No Problems with the N/P Ratio

An explanation of the N to P ratio, and what the implications are of having an N/P less than 1 versus greater than 1 in lithium-ion batteries.

What is it?

The N/P ratio is the ratio of anode (negative electrode) capacity to cathode (positive electrode) capacity, where electrode capacity is defined by the number of ions that can be reversibly hosted per unit area or volume. It is calculated by multiplying the electrode area density by the ratio of active material in the electrode, and by the active material specific discharge capacity. This is done for both anode and cathode and then the anode capacity is divided by the cathode capacity

The N/P ratio is typically majorly classified as either less than 1 (<1) or greater than 1 (>1)
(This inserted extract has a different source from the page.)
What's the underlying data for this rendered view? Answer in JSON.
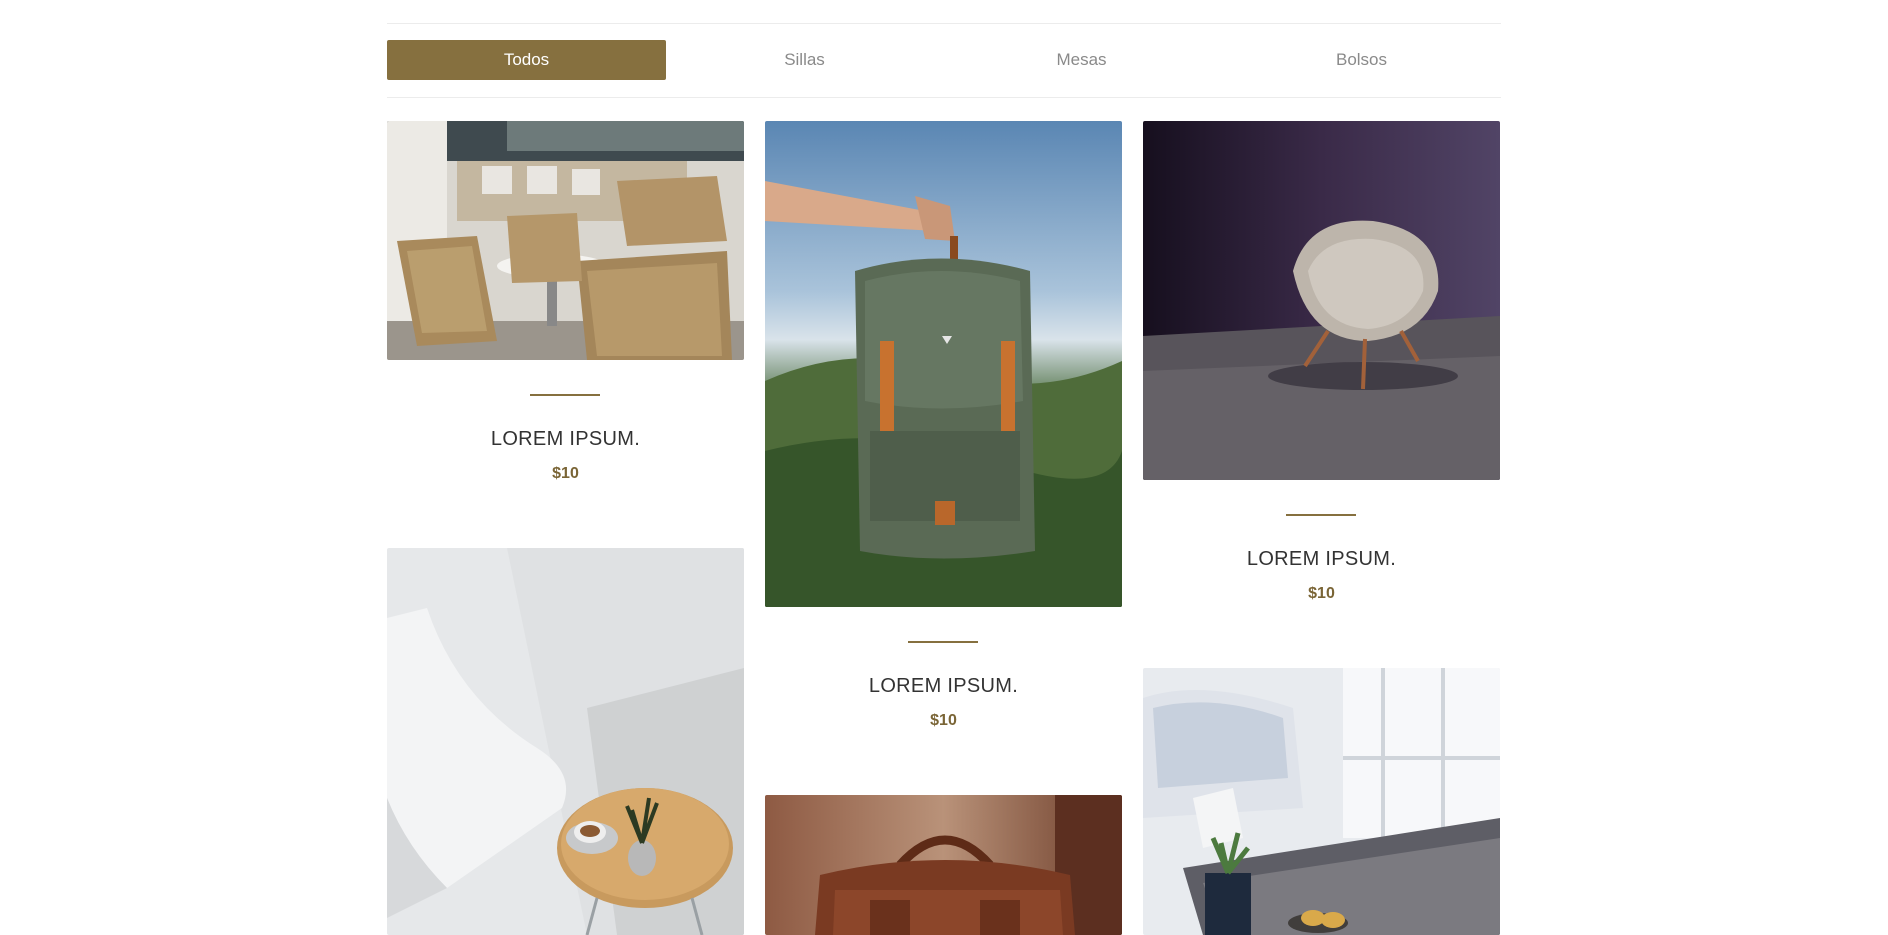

• N/P < 1: The cathode has a higher capacity than the anode

• N/P > 1: The anode has a higher capacity than the cathode

Here are the implications of both situations:

1. N/P ratio <1

   In this situation, the cathode provides more lithium ions than the anode can accommodate. When there are not enough sites on the anode to host the ions, they just build up on the anode surface, lowering the potential, and leading to lithium plating and possibly dendrite growth.

   
   

   An example of where an N/P ratio lower than 1 is often used is with LTO anodes. These have a spinel structure which undergoes very minimal volume change during cycling. As such, the anode is very stable and doesn’t degrade easily. It additionally operates at about 1.55V vs. Li/Li+ which is much higher than the Li plating potential of 0 V vs. Li/Li⁺. Resultantly, lithium plating is not a concern with LTO anodes. Instead, the cathode is the limiting electrode, and more prone to degradation from electrolyte oxidation at high states of charge. Using N/P < 1 ensures the cathode has excess capacity, preventing overcharge and enhancing overall cycle life.

2. N/P ratio >1

   In this situation, there are more ion hosting sites on the anode than there are Li ions stored in the cathode. This design is typically used as a preventive measure against lithium plating because it attempts to eliminate the risk of lithium ions building up on the anode surface and lowering the potential to lithium plating potential. Commercial lithium ion batteries typically employ ratios between 1 and 1.2 due to their high propensity for lithium plating and dendrite related failures [3].

   
   

   However, if plating is not a concern, excess anode capacity leads to underutilization, adding unnecessary volume and mass that do not contribute to cell capacity. This reduces energy density of the battery. 

References

[3]J. Teng, X. Tang, M. Tang, Q. Wu, and J. Li, “Failure mechanism and voltage regulation strategy of low N/P ratio lithium iron phosphate battery,” J. Energy Storage, vol. 51, p. 104588, Jul. 2022, doi: 10.1016/j.est.2022.104588.